Last week I received an email from a PR company asking if I would like to receive a large box of gifted products from what happened to be one of my favourite skincare brands. Since I am already a fan, I said yes. What was most interesting about the email was this line written before the sign-off;
“Please note, to avoid wastage and to ensure we’re kind to the environment, we would only like to send this out to creators who are definitely interested in receiving and trying this bundle.”
That same week I went for a glass of wine with a good friend who works for a big modelling agency. I asked about PR perks reminiscing my time at Vogue France in 2019 when we would raid the beauty cupboards of otherwise unwanted products. “No, that’s all stopped babe because of sustainability. Most brands only send products now once the model signs it off and then receives it at their home address – no more free eye cream for me!” While we shed a metaphorical tear for our lack of luxury gifts, we saw the bigger picture and discussed how impressive and progressive it is that brands are finally wanting to save on wasted packaging.
Over the past year, many creators have called out brands that send product after product as wasteful. Over 60% of 300 marketers surveyed by influencer marketing platform Traackr reported that less than half of the creators they gifted products to actually posted about those products on social media. But despite these lacklustre results, 65% of marketers said they will continue to send gifts to an influencer who didn’t include those gifted products in their content.
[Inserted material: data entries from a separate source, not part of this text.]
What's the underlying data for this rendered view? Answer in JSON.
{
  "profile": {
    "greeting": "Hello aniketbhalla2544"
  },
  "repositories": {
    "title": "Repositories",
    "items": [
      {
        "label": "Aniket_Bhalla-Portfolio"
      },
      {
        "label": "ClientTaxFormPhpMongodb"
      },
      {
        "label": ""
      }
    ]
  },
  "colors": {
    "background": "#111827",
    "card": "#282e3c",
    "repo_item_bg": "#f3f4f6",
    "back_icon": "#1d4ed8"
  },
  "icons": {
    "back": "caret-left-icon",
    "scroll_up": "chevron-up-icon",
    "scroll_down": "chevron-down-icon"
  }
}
“Not only does this indicate that brands are wasting valuable time and money, it has major implications for the negative impact that product seeding campaigns can have on the environment,” the report states. Several now-deleted TikTok videos from the past year have shown people finding thousands of dollars worth of unused, gifted products thrown away by their influencer neighbours. And the ongoing de-influencing trend, which peaked earlier this year, has rekindled online conversations about the sustainability issues involved in influencer marketing, including excessive gifted products.
Furthermore, the Traackr report found that 28% of marketers spend between $10,000 and $50,000 on product gifting campaigns each year, while 25% spend between $50,000 and $200,000. And about one in five marketers reported spending more than $200,000 in a single year on gifting products to influencers.
So why do they keep sending them? Well, in spite of influencers’ criticisms of gifting, and the very real possibility that the creators a brand sends its products to may not post about those gifts—or even use them at all—marketers still report seeing positive returns from product seeding campaigns. More than 90% of respondents said product gifting campaigns resulted in increased brand awareness, and three in four said these campaigns “at least somewhat” drove product sales. “While these types of campaigns may have begun as a top-of-funnel strategy, it’s now clear that they have the potential to impact all stages of the funnel,” the report states.
Having said that, even when creators do feature gifted products from brands, they often do so in “PR Haul” videos, where an influencer displays a stack of packages they were gifted by a brand and only briefly displays each individual product. In these rapid-fire videos, it’s easy for a brand to get lost—and it’s impossible for the influencers who make these videos to use each and every product they receive due to the sheer volume of items they’re sent.
As a solution, like in the email sent to me above and the modelling agency my friend works at, brands should connect directly with those creators instead of blindly sending out identical PR boxes to dozens of influencers. Brands should ask influencers whether they actually would want a gifted product from the brand; and offer them the chance to choose which products they’d want to receive.
Creators are also looking for a brand to connect with them prior to inundating them with gifted products, per the report. When a brand ensures an influencer truly wants to receive a product from them and allows them to customise their gifting experience, it boosts the likelihood that the creator will feature that gifted product in their content and promote it to their followers, rather than stowing it in the back of their closets or throwing it away entirely.